Этика, требуя терпимости к любым религиям, ожесточенно восставала против тех католиков и протестантов, что убивали еретиков. Просвещение упразднило пытки, часто – при протестах церковных кругов. Вернув разуму автономию в установлении нравственных правил, просветители, сами того не зная, чаще всего брали напрокат христианское духовное богатство. Они рационализировали христианство – и христианизировали разум. Их добродетели восходили к Нагорной проповеди, но только как поверхностное учение о пользе и счастье, с исключением всего героического и гениального. Просветители отвергли пуританское осуждение безобидных радостей жизни. Наступил удобный светский век, эпоха обывательства с девизом: «Живи и дай жить другим». Его мещанство не ощущалось, ибо за него приходилось героически биться с умирающим духом прежнего времени, и по сравнению с предшествующей жестокостью и нетерпимостью новая эпоха воспринималась как неслыханное освобождение. Сегодня легко посмеиваться над скучной рациональностью и дешевым комфортом, явившимся на смену ортодоксии. Но Просвещение означало огромный прогресс в восстановлении личных нравственных норм, невероятно важных, но ушедших из официального христианства. Тому, кто пренебрежительно относится к сухой морали просветителей, лучше охладить свой пыл и вспомнить, сколь жутким стал итог забвения морали в пользу навязчиво-невротического, чисто интеллектуального благочестия, сведенного к ритуалу; и не следует забывать, сколь огромное значение в проповеди Иисуса имеет претворение в жизнь братской любви. Просветители поняли то, чего ортодоксия никогда не могла постичь: почему Иисус на вопрос о достижении вечной жизни (Лк. 10:25) ответил не системой догм, а притчей о милосердном самаритянине. Конечно, дела любви более сухи, менее поэтичны и чувственны, чем покаянная борьба, драматические мифы об адских мучениях и мистерии, потрясающие до глубины души своей глубочайшей символикой. При этом нельзя не отметить, что возникновение нового эвдемонизма и утилитаризма не могло удовлетворить глубокие притязания.

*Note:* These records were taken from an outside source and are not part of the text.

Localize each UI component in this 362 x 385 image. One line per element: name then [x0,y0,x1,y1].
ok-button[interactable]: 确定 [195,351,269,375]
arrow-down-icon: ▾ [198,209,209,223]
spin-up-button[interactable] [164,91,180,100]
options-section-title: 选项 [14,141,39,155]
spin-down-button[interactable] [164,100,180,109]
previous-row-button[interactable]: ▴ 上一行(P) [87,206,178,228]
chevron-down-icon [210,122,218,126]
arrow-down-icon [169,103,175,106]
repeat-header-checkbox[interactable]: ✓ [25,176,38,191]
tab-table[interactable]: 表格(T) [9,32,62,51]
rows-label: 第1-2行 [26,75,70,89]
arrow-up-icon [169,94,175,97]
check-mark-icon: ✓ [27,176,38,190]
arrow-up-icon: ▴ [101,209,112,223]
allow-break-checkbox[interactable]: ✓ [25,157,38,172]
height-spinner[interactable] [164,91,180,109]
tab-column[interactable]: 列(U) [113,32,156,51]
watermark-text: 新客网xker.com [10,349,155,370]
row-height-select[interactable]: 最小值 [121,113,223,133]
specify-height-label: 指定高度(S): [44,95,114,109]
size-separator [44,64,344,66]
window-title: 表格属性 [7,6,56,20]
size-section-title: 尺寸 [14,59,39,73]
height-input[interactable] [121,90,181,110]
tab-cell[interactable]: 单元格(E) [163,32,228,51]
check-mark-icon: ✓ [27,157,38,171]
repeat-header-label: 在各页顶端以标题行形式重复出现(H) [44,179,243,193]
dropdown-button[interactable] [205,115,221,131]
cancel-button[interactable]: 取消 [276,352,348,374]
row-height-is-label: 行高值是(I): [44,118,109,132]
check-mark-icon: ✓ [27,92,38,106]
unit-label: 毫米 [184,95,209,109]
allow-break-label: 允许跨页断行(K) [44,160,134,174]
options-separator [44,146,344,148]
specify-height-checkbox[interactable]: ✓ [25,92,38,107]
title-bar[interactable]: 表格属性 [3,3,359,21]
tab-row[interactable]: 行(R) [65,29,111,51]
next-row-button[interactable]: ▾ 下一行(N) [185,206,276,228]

Государство больше не рассматривалось как установленное Богом – и от него теперь не требовали непременного подчинения Церкви. Оно стало творением человеческого разума, отчитывалось только перед ним – и отказалось играть для Церкви роль палача. Благо для себя самого сделалось его единственной целью, которая тем самым стала светской.
Благочестие пошло по пути пелагиан. Люди верили, что божественное расположение и вечное спасение можно заслужить добродетелью. Нет, они не считали себя безгрешными, – но ведь Богу не составит труда возместить нехватку Своей милостью, не скованной подсчетом справедливости?
Если кому-то из просветителей не удавалось совместить идеалы Просвещения с христианством – как некоторое время тому же Песталоцци, который смотрел на христианство с позиций дуализма и видел в нем учение о том, как умертвить мирские страсти[891]
, – то они решали отказаться от Церкви и объявить высокие требования Иисуса «совершенно непригодными» и недостижимыми для человеческой природы. Однако большинство, как позднее и Песталоцци, нашло единение христианства и Просвещения в словах: «Бог там, где люди проявляют любовь друг к другу»[892].Сначала к просветителям присоединялись миряне, уже давно бывшие вне ортодоксальной системы навязчивых идей и с состраданием и негодованием смотревшие на то, как из окоченелой церковной веры уходит христианская любовь у руководства и широких слоев (католического и протестантского) населения. Вытеснения не достигли в них того уровня, чтобы они чувствовали себя дуалистично и не переносили непримиримую раздвоенность между духом и плотью в космическую плоскость, так что Бог и дьявол или божественный гнев и милость оказывались в едва преодолимом конфликте по отношению друг к другу. Их любовь не была до такой степени оттеснена и заполнена заторами, чтобы их наполнял тяжелый страх и представления о Боге соответствовали представлениям о дьяволе.
Под их воздействием к Просвещению присоединились другие люди, которые тяжело страдали от превращения в безликую церковную толпу и посчитали стремление втиснуть христианское благочестие в официальную систему догм и официальной религии с ее безжалостным обращением с еретиками истязанием не только подлинного христианства, но и настоящей, неиспорченной человеческой природы, созданной Богом. Эта реакция Просвещения привела к более решительному и менее обусловленному вытеснениями свободному движению и преодолению страха и на долгое время его защитила. Обе группы, кстати, перетекающие друг в друга, требовали автономного, не подчиненного Преданию мышления. Богословы продолжали развивать свои взгляды в науке.